Ante un murmullo de su captor, un Favorecido cogió la mano de Palomo. Ella iba a protestar, pero comprendió que, aunque el niño estaba desesperado por quedarse con ella, esa separación era lo mejor que podía ocurrirle.

—Calma —le dijo, y luego añadió una espantosa mentira—: Regresaré. Todo saldrá bien. Ve con ellos y haz lo que te dicen.

Él no se dejó engañar. Mientras se lo llevaban, tenía la expresión decepcionada de un perro atado a un árbol y abandonado por su amo.

El oficial que los escoltaba preguntó a su captor si él y su «regalo» necesitaban acicalarse para la recepción.

—El Dorado me pidió que se la entregara cuanto antes —dijo el cazador—. Sin duda él me disculpará si lo interpreto literalmente.

El oficial y un importante Favorecido se miraron con aprensión, pero el cortesano hizo una reverencia.

—Desde luego, señor. Como digas.

Qinnitan respiró entrecortadamente mientras los conducían por el largo y ancho pasillo de la nave. No sentía nada, o no sentía nada reconocible. Si se hubiera caído al agua en ese momento, tal como había pensado antes, se hundiría de inmediato. Estaba fría y dura como una piedra.

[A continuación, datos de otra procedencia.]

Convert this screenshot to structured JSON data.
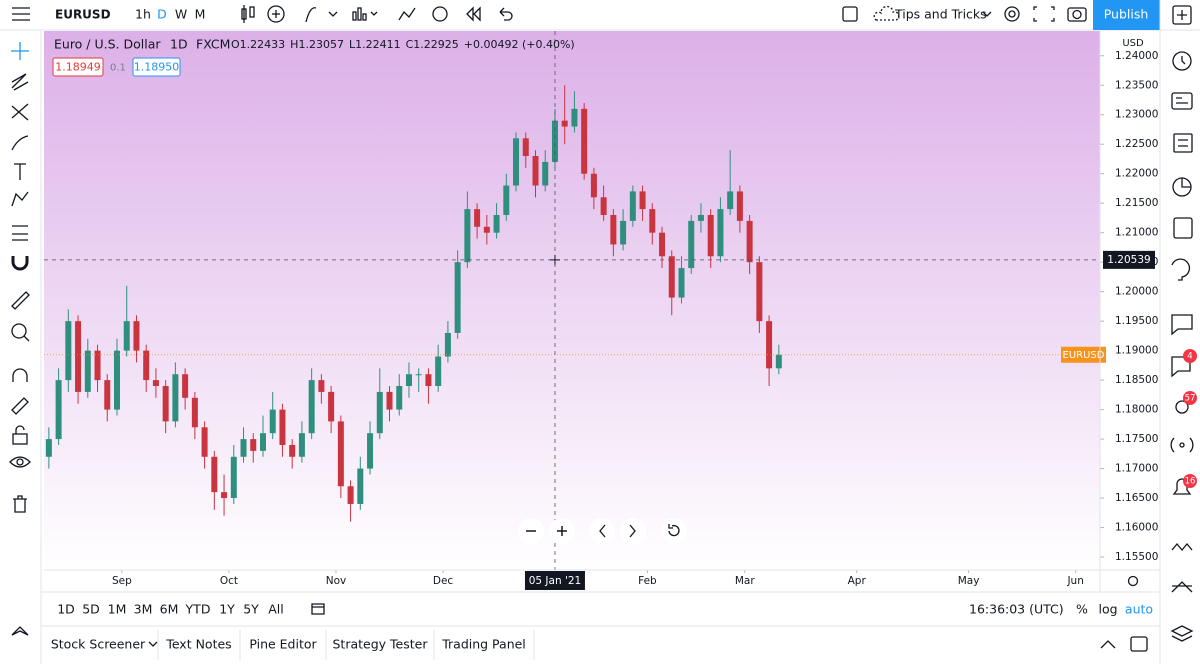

Se detuvieron frente a la puerta del camarote central mientras el oficial, con discreción y casi como pidiendo disculpas, cacheaba al hombre que la había capturado. El jefe de los Favorecidos hizo lo mismo con Qinnitan. El aliento del eunuco olía a menta y algo más punzante y más desagradable, el hedor de un diente podrido, quizá; en cualquier otro momento le hubiera repugnado que la tocara, pero ahora se dejó manipular como un cadáver listo para la sepultura. No valía la pena sentir nada. No valía la pena preocuparse.

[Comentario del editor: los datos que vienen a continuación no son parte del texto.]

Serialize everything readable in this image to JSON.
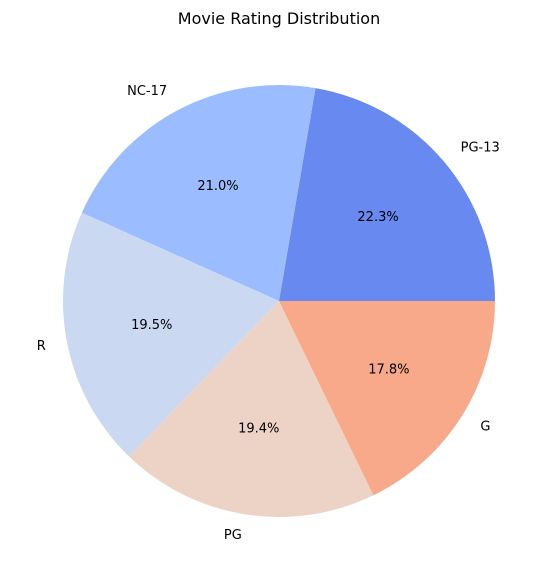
{
  "chart_data": {
    "type": "pie",
    "title": "Movie Rating Distribution",
    "categories": [
      "PG-13",
      "NC-17",
      "R",
      "PG",
      "G"
    ],
    "values": [
      22.3,
      21.0,
      19.5,
      19.4,
      17.8
    ],
    "percent_labels": [
      "22.3%",
      "21.0%",
      "19.5%",
      "19.4%",
      "17.8%"
    ],
    "colors": [
      "#6889f0",
      "#9bbcfe",
      "#cad8f1",
      "#edd3c5",
      "#f7a989"
    ],
    "start_angle_deg": 0,
    "direction": "counterclockwise",
    "legend": "none"
  }
}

El Favorecido atravesó la puerta y el camarote para conducirlos hacia el hombre alto que ocupaba una sencilla silla en el centro, con las piernas abiertas y las botas plantadas con firmeza, examinando los documentos que el captor de Qinnitan había entregado a los cortesanos.

No era el autarca.

—¡Salve, alto polemarca Ikelis Johar, supervisor de los ejércitos! —dijo el Favorecido, golpeando el suelo tres veces con el bastón.

El general alzó la vista, estudiando a Qinnitan y su captor.

—Vo, ¿verdad? Daikonas Vo. Creo que he oído ese nombre antes. Tu padre también era Sabueso Blanco, ¿verdad?

Así que el hombre de cara inescrutable que la había capturado tenía nombre, comprendió Qinnitan. No importaba. Pronto no recordaría ningún nombre, ni siquiera el suyo.

—Sí, polemarca. —El hombre parecía sorprendido, aunque aún conservaba su rostro impasible—. Perdonadme, general, ¿podéis decirme cuándo puedo ver al autarca? Recibí órdenes muy específicas…

—Sí, sí. —El general agitó la mano callosa—. Y has hecho bien en venir aquí sin demora. Pero te has perdido al Dorado por medio día.

—¿Qué? —Por primera vez, Vo se comportaba como un mortal—. No entiendo…

—Se ha ido en una de sus naves más rápidas, el Halcón Brillante, dejándome a cargo del resto del asedio. —El polemarca sonrió—. Y dejándome como gobernador de Hierosol cuando caiga. Estaré muy ocupado tratando de impedir que las tropas incendien la ciudad, sobre todo tus camaradas de los Sabuesos. Son feroces y hambrientos, y han esperado esto mucho tiempo.

Qinnitan estaba anonadada. Había hecho lo posible por prepararse para la mirada aterradora del autarca, y tenía la sensación de haber saltado a un precipicio cuando esperaba pisar carbones calientes. No sabía qué pensar, salvo que su tormento se prolongaría un poco más, su muerte se postergaría, y no sabía cómo encararlo.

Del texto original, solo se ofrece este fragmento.